Lana looks smaller in person—in simple jeans with a retro Hollywood charm. She waves modestly and glides to the center. The Coliseum goes pitch black. An eerie silence falls over the crowd, static with anticipation. Then her sultry voice rises in the air, crooning “This Is What Makes Us Girls”. Thousands of phone screens, glowsticks and lighters ignite around me.

The very floor is reverberating with movement. Then, abruptly, the vibrations become a stampede as Lana starts “Million Dollar Man”. Reagan screams, along with all ten thousand others—except maybe Javier who, as always in public, tries to keep a low profile. The words are so vivid, so reminiscent of my own million-dollar man that suddenly, I want to dance my feet off. I clutch Reagan’s and Javier’s hands and we start swaying together, their brilliant smiles gleaming from the flashes. For a brief moment, I wish I could snap a picture of us like this—carefree, laughing, young. Chanting as Lana finishes the song and starts trilling “Summertime Sadness”.
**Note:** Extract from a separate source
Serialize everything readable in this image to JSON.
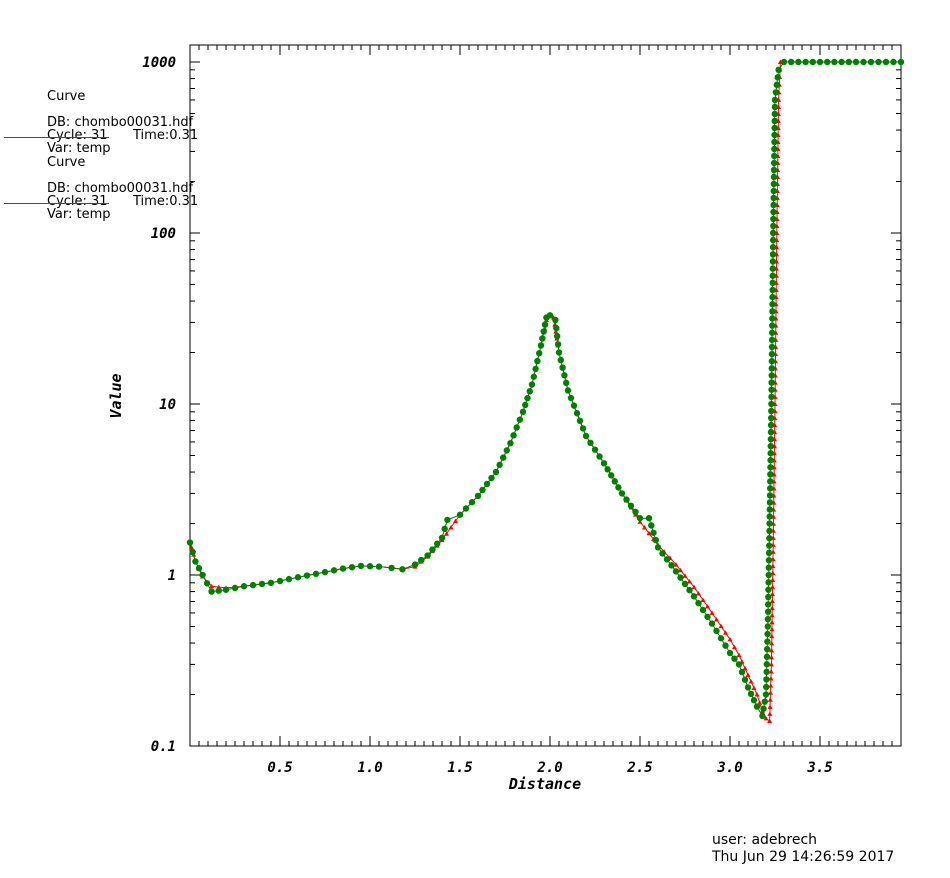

The stadium erupts. No more swaying, only dancing. A violent, unleashed rhythm too fast for the song, as though it keeps time with feelings, not music. Sparklers flare and blaze around us—their gold and silver flames held up by thousands of hands. We break apart, and I start spinning and shimmying, clutching Mum’s dress, feeling like she is dancing with us too. Reagan whirls next to me. We jump and hop—faster, faster—stomping on the floor in a strange, euphoric freedom. Smoke swirls around us, glistening from the flashes. It’s getting hot. Hotter. Burning. A piercing scream. Then another. Suddenly, I’m shoved headfirst into the throng. Something is ripped over my head. A battery of rapid, hard slaps explodes on my legs and thighs. I writhe and jerk away but two strong arms swoop under me and I’m lifted in the smoky air.